The other nasty manifestation of British mannerisms has been the hitherto unspeakable: manners. When we used to tut and tch at people who jumped queues, flaunted the God-ordained rules about personal space, &c., we now thank God that even the government has given us an excuse to publicly shame and shout at people who go the wrong way round a supermarket, ignore the not-so-clearly demarcated 2 metre haloes that surround us, and — most refreshing of all for the British psyche — an excuse for racial abuse, be it towards east Asian people or, even more delightful for the Brits: ‘can you not follow the arrows on the floor?’ metonymically stands in for the age-old and time-honoured racist phrase, ‘can you not read English?’. Particularly vicious in this return to our national psyche as it was one hundred years ago is the parallel with the practice of white feathering, as so many — presumably equally mindless — members of the public did in order to shame people who probably did not deserve to be shamed thus.

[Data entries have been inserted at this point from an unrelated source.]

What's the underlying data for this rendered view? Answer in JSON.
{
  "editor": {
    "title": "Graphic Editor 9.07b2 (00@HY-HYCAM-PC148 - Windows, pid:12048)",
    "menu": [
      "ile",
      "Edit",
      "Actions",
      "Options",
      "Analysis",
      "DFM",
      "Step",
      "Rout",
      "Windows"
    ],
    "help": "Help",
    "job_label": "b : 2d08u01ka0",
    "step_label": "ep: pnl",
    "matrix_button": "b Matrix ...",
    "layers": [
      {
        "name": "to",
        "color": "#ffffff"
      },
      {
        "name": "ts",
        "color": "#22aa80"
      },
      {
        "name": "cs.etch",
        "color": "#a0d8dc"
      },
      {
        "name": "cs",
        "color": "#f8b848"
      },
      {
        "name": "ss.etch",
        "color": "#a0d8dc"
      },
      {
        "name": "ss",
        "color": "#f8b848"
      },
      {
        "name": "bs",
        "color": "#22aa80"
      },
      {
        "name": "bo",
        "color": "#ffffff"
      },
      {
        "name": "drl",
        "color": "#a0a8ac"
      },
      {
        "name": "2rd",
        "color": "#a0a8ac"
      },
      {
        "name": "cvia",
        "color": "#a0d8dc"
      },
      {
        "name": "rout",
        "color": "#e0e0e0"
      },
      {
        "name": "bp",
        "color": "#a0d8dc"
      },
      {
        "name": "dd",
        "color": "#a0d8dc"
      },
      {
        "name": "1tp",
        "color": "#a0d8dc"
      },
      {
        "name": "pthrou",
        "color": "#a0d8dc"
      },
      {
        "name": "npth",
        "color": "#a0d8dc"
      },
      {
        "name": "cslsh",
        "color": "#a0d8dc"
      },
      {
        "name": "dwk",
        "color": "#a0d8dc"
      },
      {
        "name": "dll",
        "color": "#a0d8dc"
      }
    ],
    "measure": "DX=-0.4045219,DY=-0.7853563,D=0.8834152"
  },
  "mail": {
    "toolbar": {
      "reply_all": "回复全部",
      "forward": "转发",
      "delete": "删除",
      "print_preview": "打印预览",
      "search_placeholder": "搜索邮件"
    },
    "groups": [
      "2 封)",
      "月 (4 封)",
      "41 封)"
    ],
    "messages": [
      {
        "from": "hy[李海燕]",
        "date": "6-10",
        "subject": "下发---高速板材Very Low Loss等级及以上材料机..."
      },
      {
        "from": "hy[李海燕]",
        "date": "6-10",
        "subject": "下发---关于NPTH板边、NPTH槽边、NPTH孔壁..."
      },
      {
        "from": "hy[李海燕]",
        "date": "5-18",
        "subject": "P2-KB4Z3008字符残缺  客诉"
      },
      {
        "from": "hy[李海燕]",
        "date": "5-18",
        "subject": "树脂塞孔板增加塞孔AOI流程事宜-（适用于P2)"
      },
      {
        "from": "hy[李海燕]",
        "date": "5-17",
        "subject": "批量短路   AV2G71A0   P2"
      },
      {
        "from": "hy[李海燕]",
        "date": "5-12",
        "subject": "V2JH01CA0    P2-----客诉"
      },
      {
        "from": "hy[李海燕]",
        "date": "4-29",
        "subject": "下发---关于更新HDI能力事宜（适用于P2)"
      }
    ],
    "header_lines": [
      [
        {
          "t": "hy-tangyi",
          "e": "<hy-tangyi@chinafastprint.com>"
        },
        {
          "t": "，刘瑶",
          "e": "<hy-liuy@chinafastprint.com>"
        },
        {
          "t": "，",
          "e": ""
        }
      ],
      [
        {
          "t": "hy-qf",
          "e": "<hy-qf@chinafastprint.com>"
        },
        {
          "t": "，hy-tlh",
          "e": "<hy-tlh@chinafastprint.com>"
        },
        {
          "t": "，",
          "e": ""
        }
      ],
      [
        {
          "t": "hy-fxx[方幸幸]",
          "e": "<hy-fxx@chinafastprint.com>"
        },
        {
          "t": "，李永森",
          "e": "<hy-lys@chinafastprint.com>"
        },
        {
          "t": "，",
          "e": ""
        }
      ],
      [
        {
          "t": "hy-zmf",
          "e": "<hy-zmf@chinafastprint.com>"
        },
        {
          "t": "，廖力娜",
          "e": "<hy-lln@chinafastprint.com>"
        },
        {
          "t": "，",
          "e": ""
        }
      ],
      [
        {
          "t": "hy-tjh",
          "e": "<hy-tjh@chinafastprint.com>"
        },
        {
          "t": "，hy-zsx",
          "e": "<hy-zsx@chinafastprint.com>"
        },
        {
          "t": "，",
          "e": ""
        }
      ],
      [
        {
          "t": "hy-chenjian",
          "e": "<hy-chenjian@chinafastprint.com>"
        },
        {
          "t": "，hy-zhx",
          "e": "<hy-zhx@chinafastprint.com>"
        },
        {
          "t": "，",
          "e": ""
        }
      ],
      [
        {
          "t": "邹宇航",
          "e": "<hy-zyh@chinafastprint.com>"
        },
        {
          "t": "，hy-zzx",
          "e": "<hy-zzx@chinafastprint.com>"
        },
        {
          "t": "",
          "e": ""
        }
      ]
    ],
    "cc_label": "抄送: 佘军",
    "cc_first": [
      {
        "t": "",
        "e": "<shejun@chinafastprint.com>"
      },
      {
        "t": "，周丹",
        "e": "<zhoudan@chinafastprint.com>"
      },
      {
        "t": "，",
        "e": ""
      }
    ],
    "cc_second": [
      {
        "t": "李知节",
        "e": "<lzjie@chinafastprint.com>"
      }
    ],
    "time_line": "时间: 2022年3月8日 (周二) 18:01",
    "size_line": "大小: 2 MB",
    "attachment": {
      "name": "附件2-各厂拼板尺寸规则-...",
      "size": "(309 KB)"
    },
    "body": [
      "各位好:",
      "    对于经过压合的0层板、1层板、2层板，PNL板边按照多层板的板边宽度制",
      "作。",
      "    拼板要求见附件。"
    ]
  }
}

Has anything remotely positive come from this exposé of the ugliest and bitterest habits of the British mind (not to mention this hideous illness)? Well, perhaps: our universities (and penchant for research) are still alive and well, as proven by the already quite lively research being undertaken in London, Edinburgh, Oxford, Liverpool, and beyond. Perhaps the saddest and most revealing truth is that, as J. Corbyn hands over the reins, the “magic money tree” for which he was flogged in the 2019 election campaign really does exist. It seems that — as we prepare (handouts and bailouts included) for a £?bn or £?tn hit to the economy, including but not limited to unemployment, business collapse, inflated healthcare costs, etc. — the Tories’ project over the 2002nd decade, “cutting the deficit”, truly was ideological at a time when, for the national purse at least, money was never an issue.